The prices investors are paying for these stocks generally represent 30 or more years of the companies' current earnings. There are clear reasons to be excited about their growth in the near term, but what about the durability of earnings over the long term, where much of the value in a high-multiple stock necessarily lies?  Andrew points out that the iPhone is just ten years old, and twenty years ago the Internet wasn't in widespread use.  That raises the question of whether investors in technology can really see the future, and thus how happy they should be paying prices that incorporate optimistic assumptions regarding long-term earnings power.  Of course, this may just mean the best is yet to come for these fairly young companies.

Here’s a passage from one company’s 1997 letter to shareholders:

We established long-term relationships with many important strategic partners, including America Online, Yahoo!, Excite, Netscape, GeoCities, AltaVista, @Home, and Prodigy.

How many of these “important strategic partners” still exist in a meaningful way today (leaving aside the question of whether they’re important or strategic)?  The answer is zero (unless you believe Yahoo! satisfies the criteria, in which case the answer is one).  The source of the citation is Amazon’s 1997 annual report, and the bottom line is that the future is unpredictable, and nothing and no company is immune to glitches.

It’s a long memo with many other interesting points.
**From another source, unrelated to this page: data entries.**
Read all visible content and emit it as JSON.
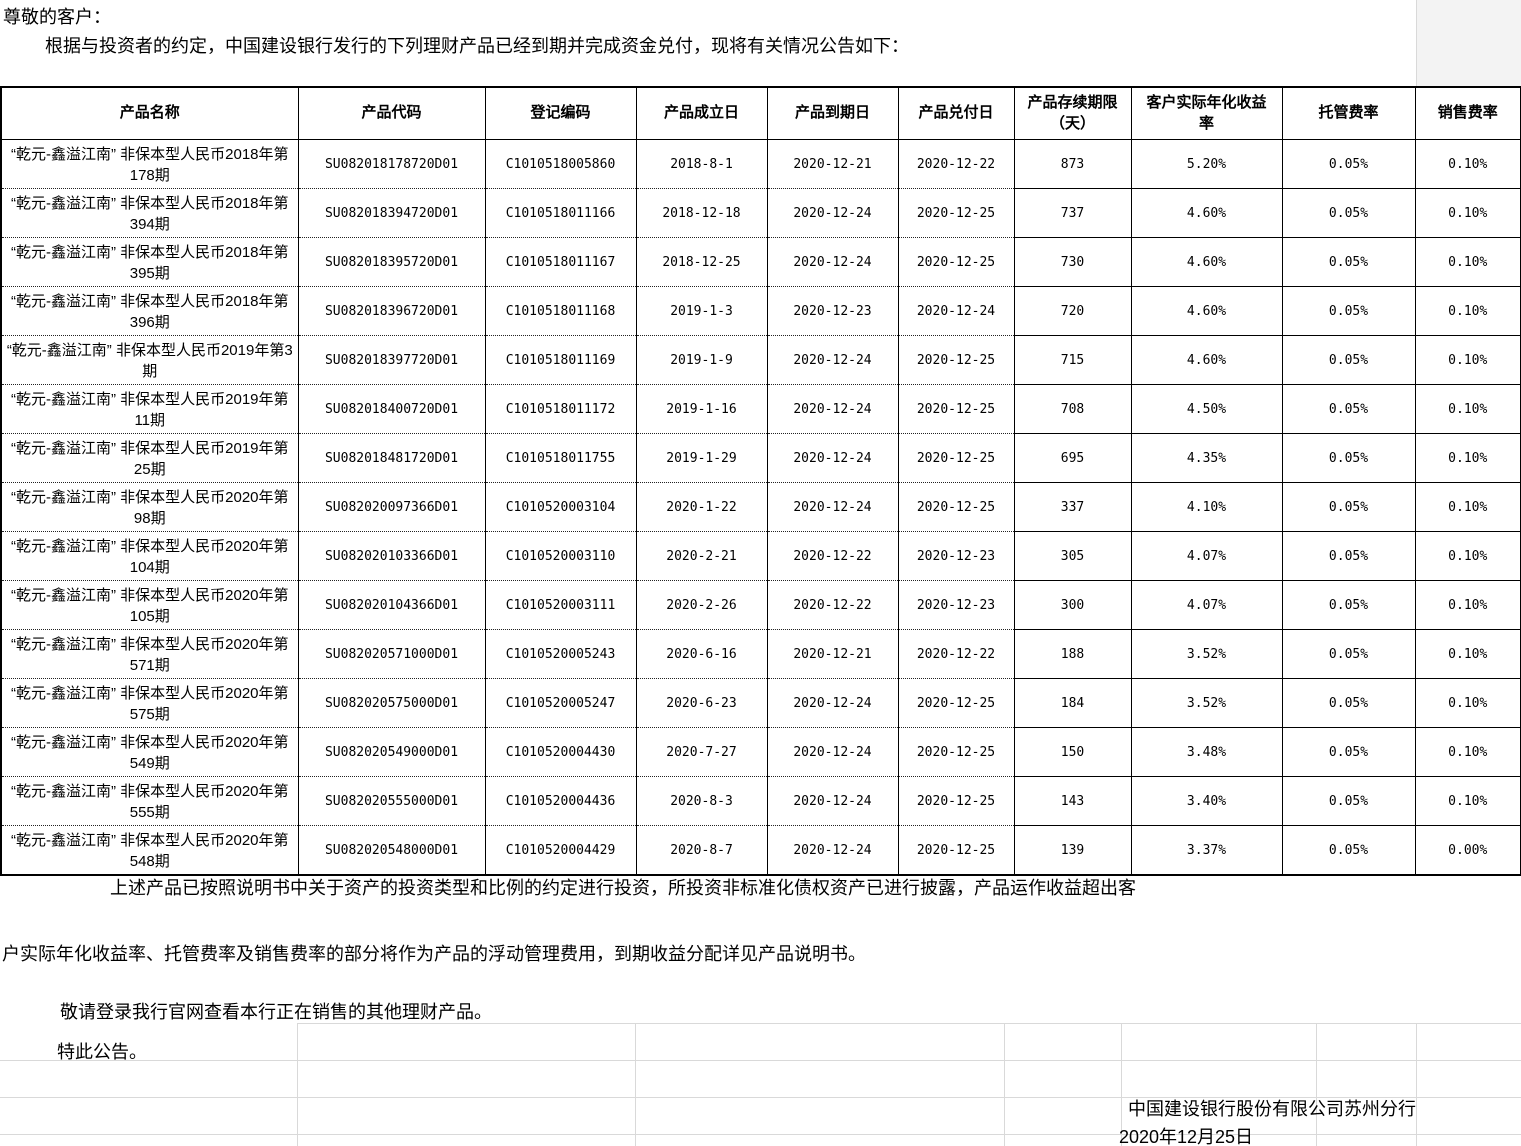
{
  "page": {
    "greeting": "尊敬的客户：",
    "intro": "根据与投资者的约定，中国建设银行发行的下列理财产品已经到期并完成资金兑付，现将有关情况公告如下：",
    "note_line1": "上述产品已按照说明书中关于资产的投资类型和比例的约定进行投资，所投资非标准化债权资产已进行披露，产品运作收益超出客",
    "note_line2": "户实际年化收益率、托管费率及销售费率的部分将作为产品的浮动管理费用，到期收益分配详见产品说明书。",
    "note_line3": "敬请登录我行官网查看本行正在销售的其他理财产品。",
    "note_line4": "特此公告。",
    "signature": "中国建设银行股份有限公司苏州分行",
    "sign_date": "2020年12月25日"
  },
  "table": {
    "headers": [
      "产品名称",
      "产品代码",
      "登记编码",
      "产品成立日",
      "产品到期日",
      "产品兑付日",
      "产品存续期限（天）",
      "客户实际年化收益率",
      "托管费率",
      "销售费率"
    ],
    "rows": [
      [
        "“乾元-鑫溢江南” 非保本型人民币2018年第178期",
        "SU082018178720D01",
        "C1010518005860",
        "2018-8-1",
        "2020-12-21",
        "2020-12-22",
        "873",
        "5.20%",
        "0.05%",
        "0.10%"
      ],
      [
        "“乾元-鑫溢江南” 非保本型人民币2018年第394期",
        "SU082018394720D01",
        "C1010518011166",
        "2018-12-18",
        "2020-12-24",
        "2020-12-25",
        "737",
        "4.60%",
        "0.05%",
        "0.10%"
      ],
      [
        "“乾元-鑫溢江南” 非保本型人民币2018年第395期",
        "SU082018395720D01",
        "C1010518011167",
        "2018-12-25",
        "2020-12-24",
        "2020-12-25",
        "730",
        "4.60%",
        "0.05%",
        "0.10%"
      ],
      [
        "“乾元-鑫溢江南” 非保本型人民币2018年第396期",
        "SU082018396720D01",
        "C1010518011168",
        "2019-1-3",
        "2020-12-23",
        "2020-12-24",
        "720",
        "4.60%",
        "0.05%",
        "0.10%"
      ],
      [
        "“乾元-鑫溢江南” 非保本型人民币2019年第3期",
        "SU082018397720D01",
        "C1010518011169",
        "2019-1-9",
        "2020-12-24",
        "2020-12-25",
        "715",
        "4.60%",
        "0.05%",
        "0.10%"
      ],
      [
        "“乾元-鑫溢江南” 非保本型人民币2019年第11期",
        "SU082018400720D01",
        "C1010518011172",
        "2019-1-16",
        "2020-12-24",
        "2020-12-25",
        "708",
        "4.50%",
        "0.05%",
        "0.10%"
      ],
      [
        "“乾元-鑫溢江南” 非保本型人民币2019年第25期",
        "SU082018481720D01",
        "C1010518011755",
        "2019-1-29",
        "2020-12-24",
        "2020-12-25",
        "695",
        "4.35%",
        "0.05%",
        "0.10%"
      ],
      [
        "“乾元-鑫溢江南” 非保本型人民币2020年第98期",
        "SU082020097366D01",
        "C1010520003104",
        "2020-1-22",
        "2020-12-24",
        "2020-12-25",
        "337",
        "4.10%",
        "0.05%",
        "0.10%"
      ],
      [
        "“乾元-鑫溢江南” 非保本型人民币2020年第104期",
        "SU082020103366D01",
        "C1010520003110",
        "2020-2-21",
        "2020-12-22",
        "2020-12-23",
        "305",
        "4.07%",
        "0.05%",
        "0.10%"
      ],
      [
        "“乾元-鑫溢江南” 非保本型人民币2020年第105期",
        "SU082020104366D01",
        "C1010520003111",
        "2020-2-26",
        "2020-12-22",
        "2020-12-23",
        "300",
        "4.07%",
        "0.05%",
        "0.10%"
      ],
      [
        "“乾元-鑫溢江南” 非保本型人民币2020年第571期",
        "SU082020571000D01",
        "C1010520005243",
        "2020-6-16",
        "2020-12-21",
        "2020-12-22",
        "188",
        "3.52%",
        "0.05%",
        "0.10%"
      ],
      [
        "“乾元-鑫溢江南” 非保本型人民币2020年第575期",
        "SU082020575000D01",
        "C1010520005247",
        "2020-6-23",
        "2020-12-24",
        "2020-12-25",
        "184",
        "3.52%",
        "0.05%",
        "0.10%"
      ],
      [
        "“乾元-鑫溢江南” 非保本型人民币2020年第549期",
        "SU082020549000D01",
        "C1010520004430",
        "2020-7-27",
        "2020-12-24",
        "2020-12-25",
        "150",
        "3.48%",
        "0.05%",
        "0.10%"
      ],
      [
        "“乾元-鑫溢江南” 非保本型人民币2020年第555期",
        "SU082020555000D01",
        "C1010520004436",
        "2020-8-3",
        "2020-12-24",
        "2020-12-25",
        "143",
        "3.40%",
        "0.05%",
        "0.10%"
      ],
      [
        "“乾元-鑫溢江南” 非保本型人民币2020年第548期",
        "SU082020548000D01",
        "C1010520004429",
        "2020-8-7",
        "2020-12-24",
        "2020-12-25",
        "139",
        "3.37%",
        "0.05%",
        "0.00%"
      ]
    ]
  }
}
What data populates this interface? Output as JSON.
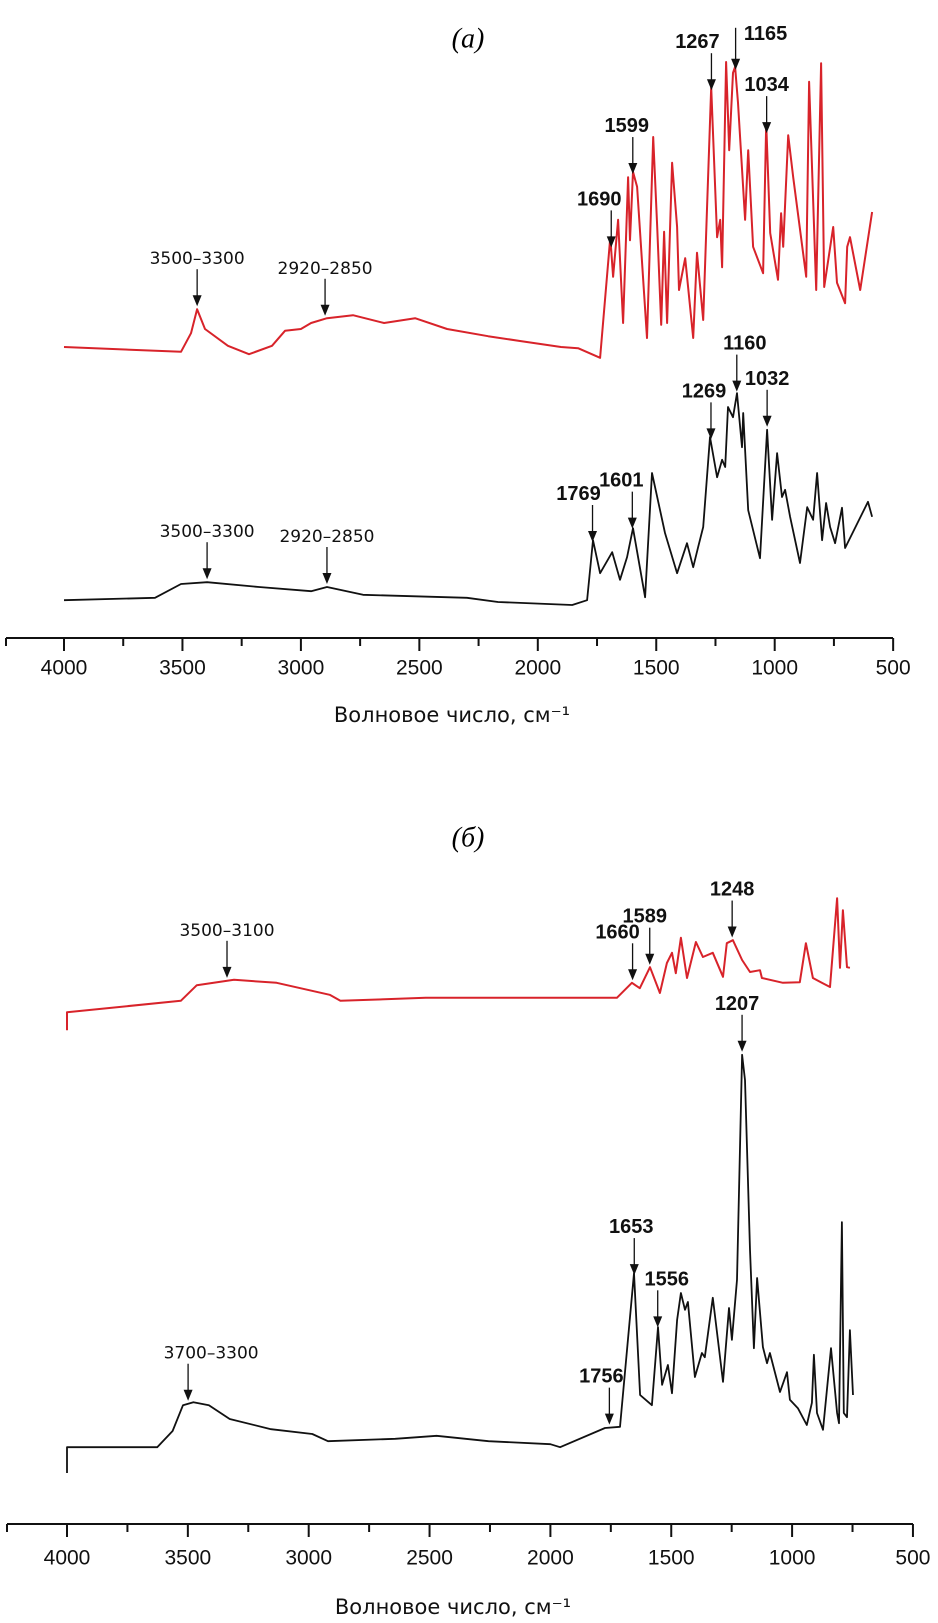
{
  "chart_data": [
    {
      "type": "line",
      "title": "(а)",
      "xlabel": "Волновое число, см⁻¹",
      "ylabel": "",
      "xlim": [
        4250,
        500
      ],
      "xticks": [
        "4000",
        "3500",
        "3000",
        "2500",
        "2000",
        "1500",
        "1000",
        "500"
      ],
      "grid": false,
      "series": [
        {
          "color": "#d8232a",
          "points": [
            [
              4000,
              48.5
            ],
            [
              3506,
              47.7
            ],
            [
              3464,
              50.8
            ],
            [
              3438,
              54.8
            ],
            [
              3405,
              51.5
            ],
            [
              3308,
              48.7
            ],
            [
              3219,
              47.3
            ],
            [
              3122,
              48.7
            ],
            [
              3067,
              51.2
            ],
            [
              3000,
              51.5
            ],
            [
              2957,
              52.5
            ],
            [
              2890,
              53.3
            ],
            [
              2780,
              53.8
            ],
            [
              2649,
              52.5
            ],
            [
              2518,
              53.3
            ],
            [
              2383,
              51.5
            ],
            [
              2210,
              50.3
            ],
            [
              2075,
              49.5
            ],
            [
              1902,
              48.5
            ],
            [
              1830,
              48.3
            ],
            [
              1737,
              46.7
            ],
            [
              1694,
              66.8
            ],
            [
              1682,
              60.2
            ],
            [
              1661,
              69.7
            ],
            [
              1640,
              52.5
            ],
            [
              1619,
              76.8
            ],
            [
              1611,
              66.3
            ],
            [
              1598,
              77.7
            ],
            [
              1581,
              75.2
            ],
            [
              1539,
              50
            ],
            [
              1513,
              83.5
            ],
            [
              1496,
              68.5
            ],
            [
              1479,
              52.2
            ],
            [
              1467,
              67.7
            ],
            [
              1454,
              52.5
            ],
            [
              1433,
              79.2
            ],
            [
              1412,
              68.5
            ],
            [
              1404,
              58
            ],
            [
              1378,
              63.3
            ],
            [
              1344,
              50
            ],
            [
              1328,
              64.2
            ],
            [
              1302,
              53
            ],
            [
              1285,
              72.5
            ],
            [
              1268,
              91.8
            ],
            [
              1243,
              66.8
            ],
            [
              1230,
              69.7
            ],
            [
              1222,
              61.8
            ],
            [
              1205,
              96
            ],
            [
              1192,
              81.3
            ],
            [
              1176,
              94.2
            ],
            [
              1167,
              95.2
            ],
            [
              1155,
              89.2
            ],
            [
              1125,
              69.7
            ],
            [
              1112,
              81.3
            ],
            [
              1091,
              65.2
            ],
            [
              1049,
              60.8
            ],
            [
              1036,
              85.8
            ],
            [
              1019,
              67.5
            ],
            [
              986,
              59.7
            ],
            [
              973,
              70.8
            ],
            [
              964,
              65.2
            ],
            [
              943,
              83.8
            ],
            [
              922,
              76.8
            ],
            [
              867,
              60.2
            ],
            [
              855,
              92.7
            ],
            [
              825,
              58
            ],
            [
              804,
              95.8
            ],
            [
              791,
              58.5
            ],
            [
              753,
              68.5
            ],
            [
              737,
              59.2
            ],
            [
              703,
              55.8
            ],
            [
              694,
              65.2
            ],
            [
              682,
              66.8
            ],
            [
              639,
              58
            ],
            [
              589,
              71
            ]
          ]
        },
        {
          "color": "#111111",
          "points": [
            [
              4000,
              6.3
            ],
            [
              3616,
              6.7
            ],
            [
              3506,
              9
            ],
            [
              3396,
              9.3
            ],
            [
              3177,
              8.5
            ],
            [
              2957,
              7.8
            ],
            [
              2890,
              8.5
            ],
            [
              2738,
              7.2
            ],
            [
              2299,
              6.7
            ],
            [
              2168,
              6
            ],
            [
              1855,
              5.5
            ],
            [
              1792,
              6.3
            ],
            [
              1767,
              16.3
            ],
            [
              1737,
              10.8
            ],
            [
              1686,
              14.3
            ],
            [
              1653,
              9.7
            ],
            [
              1623,
              13.5
            ],
            [
              1598,
              18.3
            ],
            [
              1547,
              6.8
            ],
            [
              1518,
              27.5
            ],
            [
              1463,
              17.5
            ],
            [
              1412,
              10.8
            ],
            [
              1370,
              15.8
            ],
            [
              1344,
              11.8
            ],
            [
              1323,
              15.2
            ],
            [
              1302,
              18.5
            ],
            [
              1273,
              33.5
            ],
            [
              1243,
              26.8
            ],
            [
              1222,
              29.7
            ],
            [
              1209,
              28.5
            ],
            [
              1197,
              38.5
            ],
            [
              1176,
              36.8
            ],
            [
              1159,
              40.8
            ],
            [
              1138,
              31.8
            ],
            [
              1133,
              37.5
            ],
            [
              1112,
              21.3
            ],
            [
              1062,
              13.3
            ],
            [
              1032,
              34.7
            ],
            [
              1011,
              19.7
            ],
            [
              990,
              30.8
            ],
            [
              969,
              23.5
            ],
            [
              956,
              24.7
            ],
            [
              935,
              20.2
            ],
            [
              893,
              12.5
            ],
            [
              863,
              21.8
            ],
            [
              838,
              19.7
            ],
            [
              821,
              27.5
            ],
            [
              800,
              16.3
            ],
            [
              783,
              22.5
            ],
            [
              766,
              18.5
            ],
            [
              745,
              15.8
            ],
            [
              716,
              21.7
            ],
            [
              703,
              15
            ],
            [
              606,
              22.7
            ],
            [
              589,
              20.2
            ]
          ]
        }
      ],
      "annotations": [
        {
          "series": 0,
          "wn": 3438,
          "label": "3500–3300",
          "style": "range"
        },
        {
          "series": 0,
          "wn": 2898,
          "label": "2920–2850",
          "style": "range"
        },
        {
          "series": 0,
          "wn": 1690,
          "label": "1690",
          "style": "bold"
        },
        {
          "series": 0,
          "wn": 1599,
          "label": "1599",
          "style": "bold"
        },
        {
          "series": 0,
          "wn": 1267,
          "label": "1267",
          "style": "bold"
        },
        {
          "series": 0,
          "wn": 1165,
          "label": "1165",
          "style": "bold"
        },
        {
          "series": 0,
          "wn": 1034,
          "label": "1034",
          "style": "bold"
        },
        {
          "series": 1,
          "wn": 3396,
          "label": "3500–3300",
          "style": "range"
        },
        {
          "series": 1,
          "wn": 2890,
          "label": "2920–2850",
          "style": "range"
        },
        {
          "series": 1,
          "wn": 1769,
          "label": "1769",
          "style": "bold"
        },
        {
          "series": 1,
          "wn": 1601,
          "label": "1601",
          "style": "bold"
        },
        {
          "series": 1,
          "wn": 1269,
          "label": "1269",
          "style": "bold"
        },
        {
          "series": 1,
          "wn": 1160,
          "label": "1160",
          "style": "bold"
        },
        {
          "series": 1,
          "wn": 1032,
          "label": "1032",
          "style": "bold"
        }
      ]
    },
    {
      "type": "line",
      "title": "(б)",
      "xlabel": "Волновое число, см⁻¹",
      "ylabel": "",
      "xlim": [
        4250,
        500
      ],
      "xticks": [
        "4000",
        "3500",
        "3000",
        "2500",
        "2000",
        "1500",
        "1000",
        "500"
      ],
      "grid": false,
      "series": [
        {
          "color": "#d8232a",
          "points": [
            [
              4000,
              82.3
            ],
            [
              4000,
              85.3
            ],
            [
              3529,
              87.2
            ],
            [
              3463,
              89.8
            ],
            [
              3309,
              90.7
            ],
            [
              3133,
              90.2
            ],
            [
              2913,
              88.2
            ],
            [
              2869,
              87.2
            ],
            [
              2516,
              87.7
            ],
            [
              2076,
              87.7
            ],
            [
              1856,
              87.7
            ],
            [
              1725,
              87.7
            ],
            [
              1663,
              90.2
            ],
            [
              1630,
              89.3
            ],
            [
              1588,
              92.8
            ],
            [
              1547,
              88.5
            ],
            [
              1518,
              93.5
            ],
            [
              1497,
              95.2
            ],
            [
              1481,
              91.8
            ],
            [
              1460,
              97.7
            ],
            [
              1435,
              91
            ],
            [
              1398,
              97
            ],
            [
              1369,
              94.5
            ],
            [
              1328,
              95.2
            ],
            [
              1286,
              91.2
            ],
            [
              1270,
              96.8
            ],
            [
              1245,
              97.3
            ],
            [
              1207,
              94
            ],
            [
              1174,
              92
            ],
            [
              1133,
              92.3
            ],
            [
              1125,
              91
            ],
            [
              1038,
              90.2
            ],
            [
              968,
              90.3
            ],
            [
              943,
              96.8
            ],
            [
              914,
              91
            ],
            [
              877,
              90.2
            ],
            [
              843,
              89.5
            ],
            [
              814,
              104.3
            ],
            [
              802,
              92.7
            ],
            [
              790,
              102.3
            ],
            [
              773,
              92.8
            ],
            [
              761,
              92.7
            ]
          ]
        },
        {
          "color": "#111111",
          "points": [
            [
              4000,
              8.5
            ],
            [
              4000,
              12.8
            ],
            [
              3627,
              12.8
            ],
            [
              3563,
              15.5
            ],
            [
              3520,
              19.8
            ],
            [
              3477,
              20.3
            ],
            [
              3413,
              19.8
            ],
            [
              3327,
              17.5
            ],
            [
              3156,
              15.8
            ],
            [
              2985,
              15
            ],
            [
              2920,
              13.8
            ],
            [
              2642,
              14.2
            ],
            [
              2471,
              14.7
            ],
            [
              2256,
              13.8
            ],
            [
              2000,
              13.3
            ],
            [
              1960,
              12.8
            ],
            [
              1774,
              16
            ],
            [
              1712,
              16.2
            ],
            [
              1654,
              41.8
            ],
            [
              1629,
              21.5
            ],
            [
              1580,
              19.8
            ],
            [
              1555,
              32.8
            ],
            [
              1538,
              23.2
            ],
            [
              1514,
              26.5
            ],
            [
              1497,
              21.8
            ],
            [
              1476,
              34
            ],
            [
              1460,
              38.5
            ],
            [
              1443,
              35.7
            ],
            [
              1431,
              37
            ],
            [
              1402,
              24.5
            ],
            [
              1373,
              28.5
            ],
            [
              1361,
              27.8
            ],
            [
              1328,
              37.7
            ],
            [
              1286,
              23.7
            ],
            [
              1261,
              36
            ],
            [
              1249,
              30.7
            ],
            [
              1228,
              40.7
            ],
            [
              1207,
              78.2
            ],
            [
              1195,
              74
            ],
            [
              1174,
              45.7
            ],
            [
              1158,
              29.3
            ],
            [
              1145,
              41
            ],
            [
              1121,
              29.5
            ],
            [
              1104,
              26.8
            ],
            [
              1092,
              28.5
            ],
            [
              1050,
              22
            ],
            [
              1021,
              25.3
            ],
            [
              1009,
              20.7
            ],
            [
              976,
              19.3
            ],
            [
              939,
              16.5
            ],
            [
              918,
              20.2
            ],
            [
              910,
              28.2
            ],
            [
              897,
              18.5
            ],
            [
              872,
              15.7
            ],
            [
              839,
              29.3
            ],
            [
              814,
              18.5
            ],
            [
              806,
              16.8
            ],
            [
              794,
              50.3
            ],
            [
              786,
              18.5
            ],
            [
              773,
              17.8
            ],
            [
              761,
              32.3
            ],
            [
              748,
              21.5
            ]
          ]
        }
      ],
      "annotations": [
        {
          "series": 0,
          "wn": 3338,
          "label": "3500–3100",
          "style": "range"
        },
        {
          "series": 0,
          "wn": 1660,
          "label": "1660",
          "style": "bold"
        },
        {
          "series": 0,
          "wn": 1589,
          "label": "1589",
          "style": "bold"
        },
        {
          "series": 0,
          "wn": 1248,
          "label": "1248",
          "style": "bold"
        },
        {
          "series": 1,
          "wn": 3499,
          "label": "3700–3300",
          "style": "range"
        },
        {
          "series": 1,
          "wn": 1756,
          "label": "1756",
          "style": "bold"
        },
        {
          "series": 1,
          "wn": 1653,
          "label": "1653",
          "style": "bold"
        },
        {
          "series": 1,
          "wn": 1556,
          "label": "1556",
          "style": "bold"
        },
        {
          "series": 1,
          "wn": 1207,
          "label": "1207",
          "style": "bold"
        }
      ]
    }
  ]
}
Worth reading in full (plus the archives if you haven’t come across them).

This cautionary memo joins the chimes of Ray Dalio (post here), John Hussman (post here) along with Albert Edwards (currently at SocGen (with Andrew Lapthorne, his recent chart here), and to some extent James Montier (who also worked alongside Albert at DK previously, but has a behavioural economist streak to his work; now at GMO) and Jeremy Grantham (at GMO) have tended to put quite some weight on these type of metrics and valuation discipline, at least for long cycle returns (around 7 years). It's interesting that most of this group are chiming quite loudly, with the possible exception of Grantham who is ringing in a slightly different key (suggesting much slower reversions to the mean than before).

The world of macro has so many cross currents (I shall try and put forward the optimists view in later posts). One reason I prefer micro - bottom up company fundamentals (as does Marks).

There is another interesting chime with Nassim Taleb's thinking from his pop risk books. This idea that we do not handle "fat tails" or "Black Swan" events very well.  That models do not account for these events well (real world is not "normal" or "gaussian").  This dovetails well with Hyman Minsky's observation/theory on why we have and will always have boom/bust cycles.